Going to try some Agatha Christie next, which perennialy seems to be collecting dust on my shelf.
Sky Pride on royal road.
The description felt very generic eastern cultivation story. But I finally gave in and read it because of its long tenure in the top stories. Even though it is generic and plays standard tropes quite often I feel many of the elements are done well.
What I feel it handles best is the ugliness of a cultivation world. Or at least having a non psychopath OP that finds the psychopathy of the setting horrifying and trauma inducing.
I gave it a very fair shake and was mostly disappointed. The prose leans purple, the protagonist is... okay, but "quirky" in a manner I do not find charming. He's painfully earnest, and the feral child being resocialized deal overstays its welcome. It's been long enough that I've forgotten much of my criticism, but I'd describe it as a mid novel at best.
That's a shame, because To The Far Shore is up there in terms of novels I've read on RR. Post-post-apocalyptic Oregon Trail, with radiation magic and fallen civilizations rediscovering muskets and the ruins of hyper-advanced civilizations that came before? You bet I enjoyed it.
Both are by the same guy, which is annoying. It means Warby can write. He just can't write this.
Consider the starts. Mazelton begins media res, he arrives at TTFS ready to fire: paranoid Ma assassin with an almost pathological lack of empathy, an inventory of opinions about everyone in the room, instincts honed by a clan that treated "eat carrion if you must" as parenting advice.

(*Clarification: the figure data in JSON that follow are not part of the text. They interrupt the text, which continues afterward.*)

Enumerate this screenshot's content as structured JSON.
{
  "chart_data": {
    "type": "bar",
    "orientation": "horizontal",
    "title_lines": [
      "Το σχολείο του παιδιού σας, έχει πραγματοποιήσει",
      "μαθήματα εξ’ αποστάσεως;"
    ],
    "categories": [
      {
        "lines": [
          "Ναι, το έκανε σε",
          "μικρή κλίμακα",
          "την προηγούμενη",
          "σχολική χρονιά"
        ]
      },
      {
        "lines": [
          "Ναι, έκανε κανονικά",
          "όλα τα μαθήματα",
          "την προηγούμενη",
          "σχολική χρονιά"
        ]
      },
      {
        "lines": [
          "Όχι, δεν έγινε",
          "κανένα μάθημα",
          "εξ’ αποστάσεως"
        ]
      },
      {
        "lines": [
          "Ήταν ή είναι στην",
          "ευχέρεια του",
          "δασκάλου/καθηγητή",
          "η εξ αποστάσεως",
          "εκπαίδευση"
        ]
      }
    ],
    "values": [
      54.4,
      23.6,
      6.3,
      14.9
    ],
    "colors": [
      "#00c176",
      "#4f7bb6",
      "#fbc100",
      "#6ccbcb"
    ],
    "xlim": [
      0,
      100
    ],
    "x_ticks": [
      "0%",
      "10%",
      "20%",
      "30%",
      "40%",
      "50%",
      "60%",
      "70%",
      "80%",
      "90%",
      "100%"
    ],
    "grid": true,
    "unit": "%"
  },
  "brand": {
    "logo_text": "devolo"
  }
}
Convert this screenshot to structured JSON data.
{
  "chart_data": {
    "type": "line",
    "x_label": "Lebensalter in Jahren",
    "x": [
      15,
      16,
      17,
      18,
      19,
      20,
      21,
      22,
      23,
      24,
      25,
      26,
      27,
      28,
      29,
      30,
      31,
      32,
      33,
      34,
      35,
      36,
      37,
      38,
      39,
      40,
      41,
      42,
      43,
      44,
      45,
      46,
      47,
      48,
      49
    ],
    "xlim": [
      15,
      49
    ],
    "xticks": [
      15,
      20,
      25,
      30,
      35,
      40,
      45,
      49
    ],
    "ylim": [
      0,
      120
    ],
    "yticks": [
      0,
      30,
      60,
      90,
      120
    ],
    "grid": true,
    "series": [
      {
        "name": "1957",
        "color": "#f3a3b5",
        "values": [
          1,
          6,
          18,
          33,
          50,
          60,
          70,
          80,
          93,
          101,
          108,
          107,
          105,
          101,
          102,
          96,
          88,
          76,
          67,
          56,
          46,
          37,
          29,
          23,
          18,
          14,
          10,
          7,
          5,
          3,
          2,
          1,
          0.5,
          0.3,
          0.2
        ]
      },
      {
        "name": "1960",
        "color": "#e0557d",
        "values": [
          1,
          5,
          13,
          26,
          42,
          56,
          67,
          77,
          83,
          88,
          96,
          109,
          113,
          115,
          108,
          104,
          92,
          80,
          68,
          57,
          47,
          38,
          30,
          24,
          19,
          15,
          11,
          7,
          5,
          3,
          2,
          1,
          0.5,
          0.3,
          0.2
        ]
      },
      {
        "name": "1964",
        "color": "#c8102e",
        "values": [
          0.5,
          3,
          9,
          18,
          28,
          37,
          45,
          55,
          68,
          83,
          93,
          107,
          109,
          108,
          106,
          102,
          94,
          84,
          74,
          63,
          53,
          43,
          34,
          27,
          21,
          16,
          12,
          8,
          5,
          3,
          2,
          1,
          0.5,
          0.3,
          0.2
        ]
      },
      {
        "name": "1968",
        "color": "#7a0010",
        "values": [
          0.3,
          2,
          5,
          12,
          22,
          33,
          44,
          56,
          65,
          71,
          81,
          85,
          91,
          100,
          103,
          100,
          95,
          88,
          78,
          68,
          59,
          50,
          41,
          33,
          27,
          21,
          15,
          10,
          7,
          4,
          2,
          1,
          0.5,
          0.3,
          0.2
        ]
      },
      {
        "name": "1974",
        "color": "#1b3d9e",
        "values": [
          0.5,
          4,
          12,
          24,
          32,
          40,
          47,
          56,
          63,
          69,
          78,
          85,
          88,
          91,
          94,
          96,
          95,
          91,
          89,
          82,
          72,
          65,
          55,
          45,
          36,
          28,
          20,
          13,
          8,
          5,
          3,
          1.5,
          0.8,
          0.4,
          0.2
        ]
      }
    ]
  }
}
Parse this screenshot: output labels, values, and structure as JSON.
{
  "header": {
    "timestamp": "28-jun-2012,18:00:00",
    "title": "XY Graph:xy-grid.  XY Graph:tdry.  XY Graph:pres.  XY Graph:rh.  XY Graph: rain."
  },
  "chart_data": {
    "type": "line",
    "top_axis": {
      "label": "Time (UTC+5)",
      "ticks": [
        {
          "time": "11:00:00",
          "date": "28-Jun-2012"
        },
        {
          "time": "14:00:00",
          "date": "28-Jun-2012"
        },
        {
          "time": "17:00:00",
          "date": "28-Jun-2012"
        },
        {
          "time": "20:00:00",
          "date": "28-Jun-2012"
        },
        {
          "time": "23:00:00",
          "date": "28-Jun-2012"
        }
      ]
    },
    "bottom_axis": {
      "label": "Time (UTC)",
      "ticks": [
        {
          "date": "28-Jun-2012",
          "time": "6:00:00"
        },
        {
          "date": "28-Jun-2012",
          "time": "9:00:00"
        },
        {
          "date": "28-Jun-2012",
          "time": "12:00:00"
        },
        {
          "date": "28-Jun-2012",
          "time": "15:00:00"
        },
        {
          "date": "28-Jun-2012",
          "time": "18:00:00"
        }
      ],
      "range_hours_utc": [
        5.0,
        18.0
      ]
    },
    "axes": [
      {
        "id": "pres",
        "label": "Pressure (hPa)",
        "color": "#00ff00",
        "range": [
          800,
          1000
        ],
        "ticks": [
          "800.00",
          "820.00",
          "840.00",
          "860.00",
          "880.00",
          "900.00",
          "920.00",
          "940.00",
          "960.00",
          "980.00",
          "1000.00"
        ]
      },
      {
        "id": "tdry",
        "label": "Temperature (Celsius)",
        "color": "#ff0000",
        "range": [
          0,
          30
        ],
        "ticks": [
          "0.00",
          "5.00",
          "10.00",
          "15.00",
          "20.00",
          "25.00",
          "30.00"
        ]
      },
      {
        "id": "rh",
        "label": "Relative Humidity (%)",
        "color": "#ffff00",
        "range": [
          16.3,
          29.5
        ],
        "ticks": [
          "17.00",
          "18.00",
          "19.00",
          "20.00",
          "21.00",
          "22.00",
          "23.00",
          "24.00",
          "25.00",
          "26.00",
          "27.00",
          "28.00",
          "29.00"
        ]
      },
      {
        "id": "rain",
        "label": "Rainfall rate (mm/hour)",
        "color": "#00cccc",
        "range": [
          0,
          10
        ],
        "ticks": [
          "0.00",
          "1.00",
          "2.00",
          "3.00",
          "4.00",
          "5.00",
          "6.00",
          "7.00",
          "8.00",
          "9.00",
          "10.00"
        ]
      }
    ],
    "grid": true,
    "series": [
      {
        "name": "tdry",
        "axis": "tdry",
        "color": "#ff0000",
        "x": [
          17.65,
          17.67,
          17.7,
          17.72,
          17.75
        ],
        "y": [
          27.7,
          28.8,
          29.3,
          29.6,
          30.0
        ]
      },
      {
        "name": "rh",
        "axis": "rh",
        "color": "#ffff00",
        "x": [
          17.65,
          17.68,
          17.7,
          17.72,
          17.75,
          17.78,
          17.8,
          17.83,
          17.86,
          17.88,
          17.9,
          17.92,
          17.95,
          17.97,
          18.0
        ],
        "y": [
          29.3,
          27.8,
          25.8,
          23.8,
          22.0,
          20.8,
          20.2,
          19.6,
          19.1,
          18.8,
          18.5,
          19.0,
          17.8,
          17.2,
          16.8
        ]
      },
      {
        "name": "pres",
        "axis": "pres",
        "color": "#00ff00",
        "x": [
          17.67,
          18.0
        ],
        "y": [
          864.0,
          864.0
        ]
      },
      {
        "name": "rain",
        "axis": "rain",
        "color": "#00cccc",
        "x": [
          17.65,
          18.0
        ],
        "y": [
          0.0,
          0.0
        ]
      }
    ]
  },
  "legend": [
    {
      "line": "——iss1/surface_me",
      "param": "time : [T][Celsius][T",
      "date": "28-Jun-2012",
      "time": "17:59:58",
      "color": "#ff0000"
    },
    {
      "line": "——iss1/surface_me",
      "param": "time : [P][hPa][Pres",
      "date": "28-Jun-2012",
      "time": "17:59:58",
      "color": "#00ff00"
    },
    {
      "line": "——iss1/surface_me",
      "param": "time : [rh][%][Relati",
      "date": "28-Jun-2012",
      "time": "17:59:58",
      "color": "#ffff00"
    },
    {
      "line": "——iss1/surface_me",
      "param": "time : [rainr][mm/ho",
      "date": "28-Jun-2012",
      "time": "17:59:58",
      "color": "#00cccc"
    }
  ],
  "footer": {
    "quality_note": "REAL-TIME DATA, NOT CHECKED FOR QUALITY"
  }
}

Tian arrives with nothing. The opening arc is the author manually installing a soul, one trauma-recovery beat at a time, and the prose is straining for emotional registers the protagonist can't yet supply. That's where the purple comes from. Lavender adjectives are what you reach for when your POV character is still booting up.
Xianxia compounds it. The genre wants a genuinely virtuous MC so cultivation breakthroughs feel earned, which makes "sweet boy from the trash heap" the obvious play. It is also rather played-out in the genre, and once Tian commits, his available range is roughly Pure to Slightly Less Pure. The supporting cast keeps trying to drag him somewhere more interesting. They were losing, when I gave up on it.
It's funny I was thinking of tagging you, since you are one of the only other cultivation enjoyers I know. But our tastes consistently do not align. To the point that I should be getting reverse recommendations from you, asking what you hate to find something I like.
I'm not sure I agree with the "purple prose" accusation. I do find there are stories where I will just skip over things and feel that I'm not missing anything. This isn't really one of those stories.
One thing that is described quite often is the elemental cycle. If you know the cycle already I can see how this feels like purple prose. I do not, and constantly forget it. The in text reminders are helpful not extraneous for me.
I also struggle with Eastern names. The author does seem to go out of their way to reintroduce characters or at least make it very clear who they are. If you don't struggle with names these parts would also be wasted on you.
The main character's earnestness is one of my favorite parts of the story. Psychopath MCs are incredibly hard for me to stomach, but so are whiny bitch MCs. It feels like Tian is far from either of those pitfalls.